…my destiny lost in space…
– michelle gurevich
bir şeyler ararken buldum bu kağıdı. yıl 1983-84 falan olmalı, lisedeyim; sürekli kitap okuyorum, fındıkzade’deki güzel sanatlar fakültesinde resim okuma hevesim memleket koşulları nedeniyle rafa kalkmış durumda, gösteri sanat dergisi’nin müdaviyim, cumhuriyet kitap kulübünün ilk üyelerindenim, matematik değil ama fen derslerim oldukça iyi, edebiyat kulübü üyesiyim, şiir dinletilerinde şiir okuyorum, edebiyat kolunda duvar gazetesi çıkarıyoruz, ders çalışmakla aram çok iyi değil, çok parlak olmasam da genel olarak öğretmenlerin sevdiği bir öğrenciyim… milliyet gazetesi’nde, “mesleki ilgi ve yönelim profilini” belirlemek için bir anket yayınlandı; anketi doldurup postaya verdim ve onlar da bana bu raporu ilettiler sonrasında. daha hayatımızda bilgisayarın kendisi değil adı bile yoktu!

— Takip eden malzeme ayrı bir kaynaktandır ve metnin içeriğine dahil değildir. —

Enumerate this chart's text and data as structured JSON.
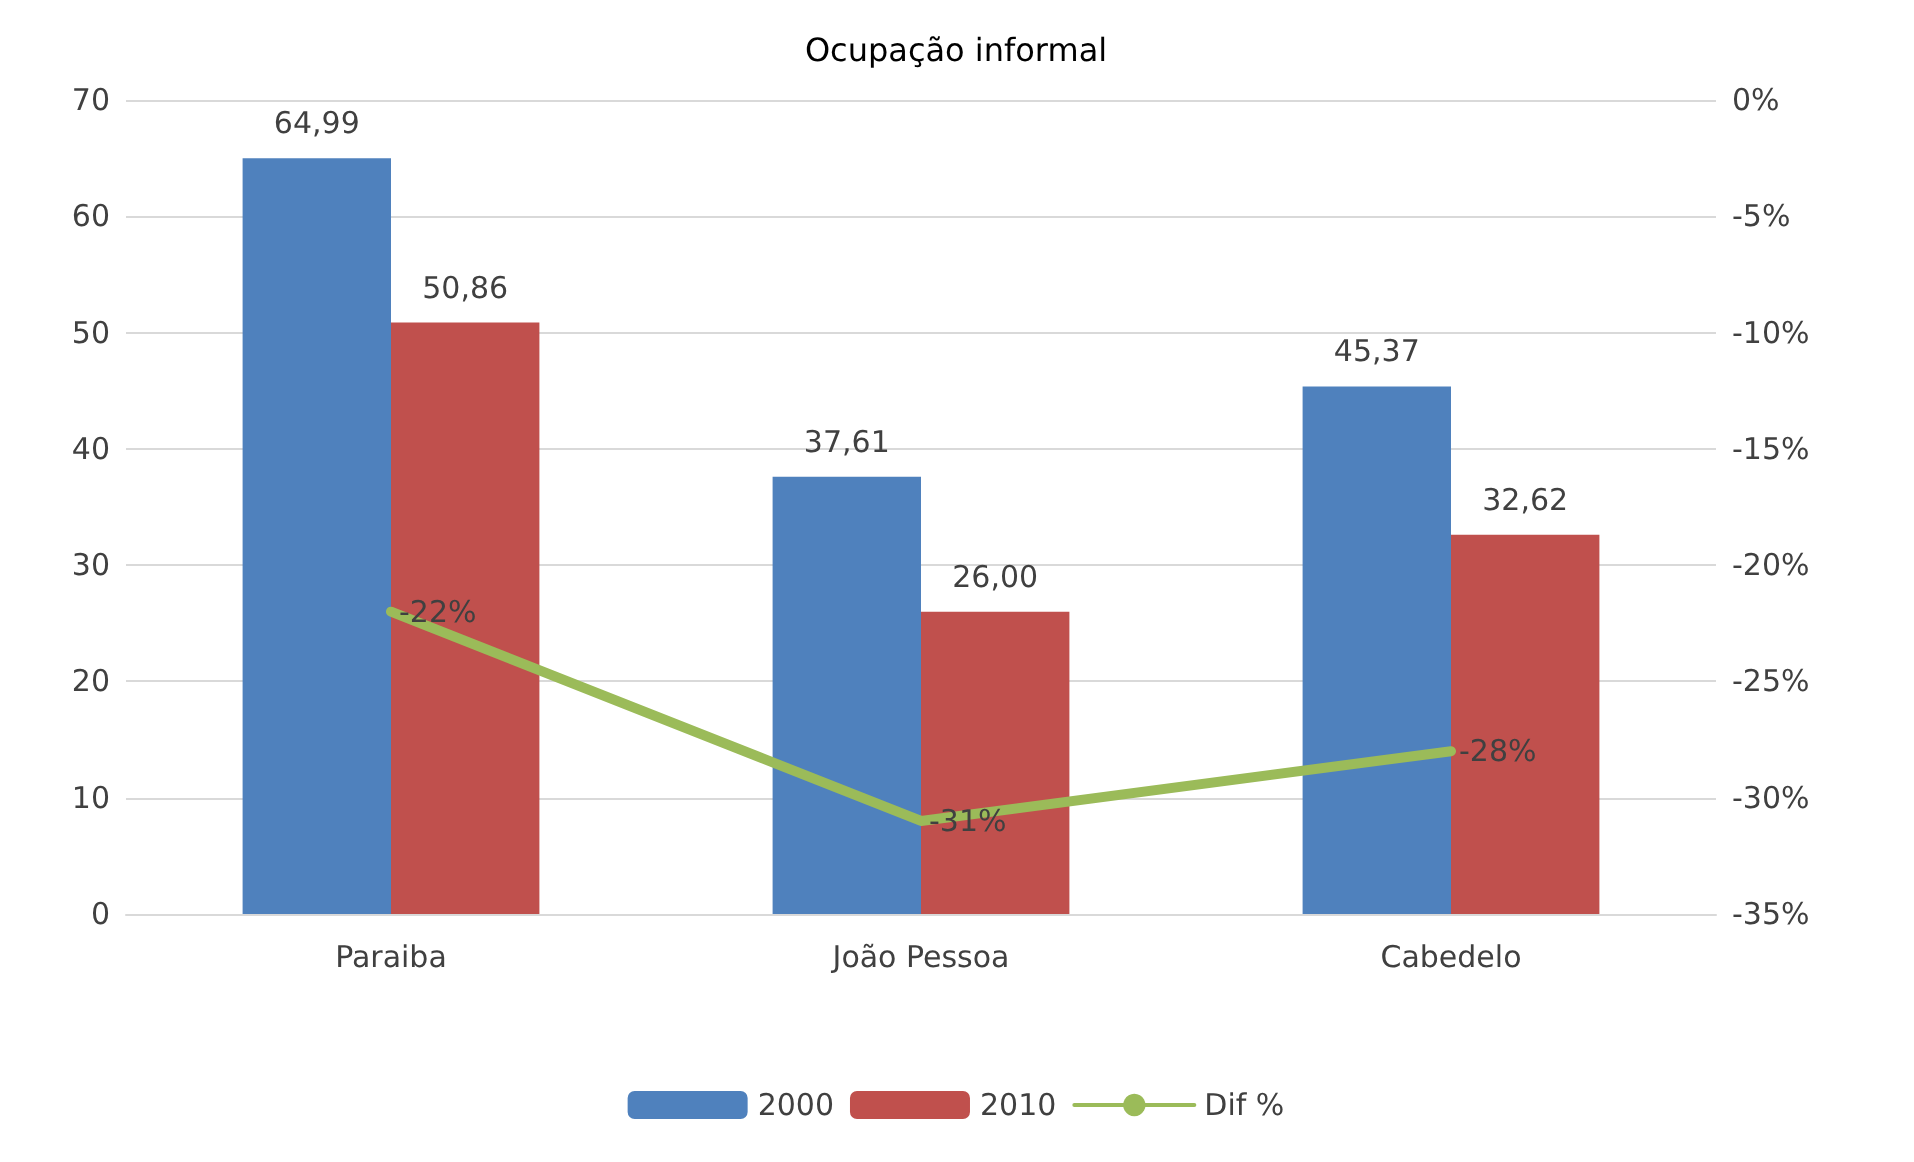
{
  "chart_data": {
    "type": "bar",
    "title": "Ocupação informal",
    "categories": [
      "Paraiba",
      "João Pessoa",
      "Cabedelo"
    ],
    "series": [
      {
        "name": "2000",
        "color": "#4f81bd",
        "values": [
          64.99,
          37.61,
          45.37
        ],
        "value_labels": [
          "64,99",
          "37,61",
          "45,37"
        ]
      },
      {
        "name": "2010",
        "color": "#c0504d",
        "values": [
          50.86,
          26.0,
          32.62
        ],
        "value_labels": [
          "50,86",
          "26,00",
          "32,62"
        ]
      },
      {
        "name": "Dif %",
        "type": "line",
        "axis": "y2",
        "color": "#9bbb59",
        "values": [
          -22,
          -31,
          -28
        ],
        "value_labels": [
          "-22%",
          "-31%",
          "-28%"
        ],
        "marker": "none",
        "line_style": "solid"
      }
    ],
    "ylim": [
      0,
      70
    ],
    "yticks": [
      0,
      10,
      20,
      30,
      40,
      50,
      60,
      70
    ],
    "y2lim": [
      -35,
      0
    ],
    "y2ticks": [
      {
        "value": -35,
        "label": "-35%"
      },
      {
        "value": -30,
        "label": "-30%"
      },
      {
        "value": -25,
        "label": "-25%"
      },
      {
        "value": -20,
        "label": "-20%"
      },
      {
        "value": -15,
        "label": "-15%"
      },
      {
        "value": -10,
        "label": "-10%"
      },
      {
        "value": -5,
        "label": "-5%"
      },
      {
        "value": 0,
        "label": "0%"
      }
    ],
    "grid": "y",
    "legend": "bottom"
  }
}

sonuçlar böyle gelmesine rağmen, bu yola hiç girmedim… ne olmak istiyorum sorusuna bir yanıtım var mıydı emin değilim, resim okumaktan vazgeçirilmem biraz da yolumu kaybetmeme neden olmuştu sanırım… aşık olduğum “çocuğa” uyup veteriner olmanın ve çok iyi konuşuyorsun, senden iyi avukat olur dolduruşlarına gelip hukuk okumanın eşiğinden döndüm ve kendimi odtü’de biyoloji okurken buldum!

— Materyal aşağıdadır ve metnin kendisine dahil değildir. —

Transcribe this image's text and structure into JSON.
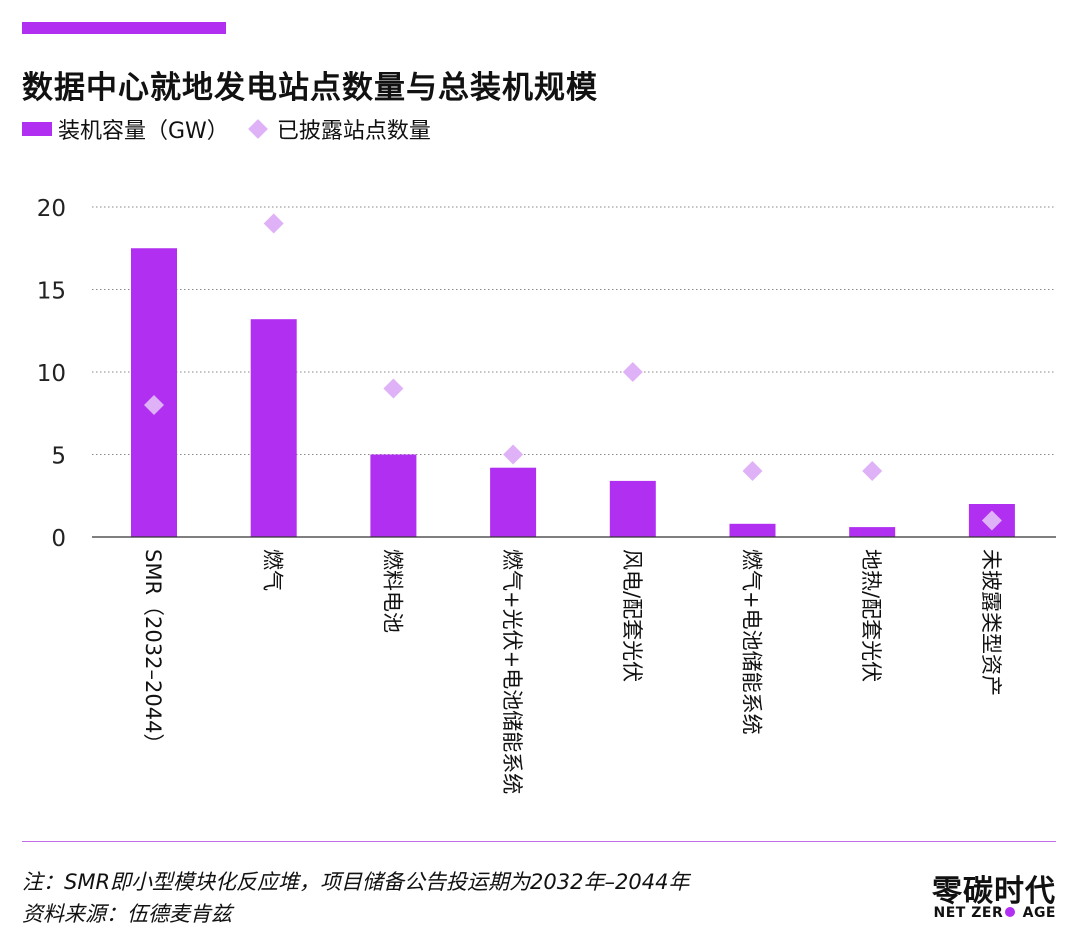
{
  "colors": {
    "accent": "#b12ff0",
    "bar": "#b12ff0",
    "diamond": "#dfb2f7",
    "grid": "#888888",
    "divider": "#c36be8"
  },
  "title": "数据中心就地发电站点数量与总装机规模",
  "legend": {
    "bar_label": "装机容量（GW）",
    "diamond_label": "已披露站点数量"
  },
  "chart_data": {
    "type": "bar",
    "title": "数据中心就地发电站点数量与总装机规模",
    "categories": [
      "SMR（2032–2044）",
      "燃气",
      "燃料电池",
      "燃气+光伏+电池储能系统",
      "风电/配套光伏",
      "燃气+电池储能系统",
      "地热/配套光伏",
      "未披露类型资产"
    ],
    "series": [
      {
        "name": "装机容量（GW）",
        "type": "bar",
        "values": [
          17.5,
          13.2,
          5.0,
          4.2,
          3.4,
          0.8,
          0.6,
          2.0
        ]
      },
      {
        "name": "已披露站点数量",
        "type": "scatter",
        "marker": "diamond",
        "values": [
          8,
          19,
          9,
          5,
          10,
          4,
          4,
          1
        ]
      }
    ],
    "ylim": [
      0,
      20
    ],
    "yticks": [
      0,
      5,
      10,
      15,
      20
    ],
    "grid": true,
    "legend_position": "top-left"
  },
  "footer": {
    "note": "注：SMR即小型模块化反应堆，项目储备公告投运期为2032年–2044年",
    "source": "资料来源：伍德麦肯兹"
  },
  "brand": {
    "cn": "零碳时代",
    "en_left": "NET ZER",
    "en_right": " AGE"
  }
}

yıllar içinde okuduğum alandan çok uzaklaştım ve bambaşka bir kariyer yaptım. bana önerilen profildeki yönetim ve bilimsel kategorilerine girebilecek bir kariyerdi bu; muhtemelen olabilecek en “uygun” durumdu!
bütün bu ayrıntı neden diyorsunuz değil mi?
mezun olduktan 30 yıl sonra, emekli olup, bir bilimsel dergide türkçe dil editörlüğü yapıyor olunca insan ister istemez şaşırıyor… keşke bu kadar vakit kaybetmeseydim diyor muyum? keşke edebiyatla ilgili bir şeyler olsa diyor muyum? belki… ama bir anlamı da yok sanırım. şu anda bir şekilde dille uğraşıyor olmak hoşuma gidiyor her şekilde; hepsi bu…
bütün bunların üzerine michelle gurevich‘in olağanüstü şarkısını dinlemeli.
forever awkward
diyorum elbette.
Zeldacığım,
Ben de diyordum ki, o tablo gibi tabakların bir sebebi olmalı. Varmış! Ressam olmak isteyen genç kızın içinden çıkıyormuş o yeme de yanında yat görüntülü tabaklar. 🙂
Bizim nesiller genellikle biraz tesadüfle biraz çevrenin yönlendirmesiyle girmiş oldular, üniversitede okudukları bölümlere. Hayatın akışı içinde yine de eğilimlerine, yeteneklerine uygun işler yapabiliyor olmak şanslı olmak bence. 🙂
bak hiç böyle düşünmemiştim sevgili s. 🙂 bazı konularda bir düzen ve estetik takıntım var sanırım. kötü ve dağınık bir masada yemek yemekten hoşlanmyorum, tabağımın mutlaka özenli olması gerekiyor, vs. renklerdeki uyumsuzluklar beni ciddi ciddi rahatsız edebiliyor.
haklısın çoğumuz bilinçli tercih yapmadık sanırım meslek seçerken. ben odtü’de okuyarak kendime alternatif yollar yaratma şansı elde ettim sanırım.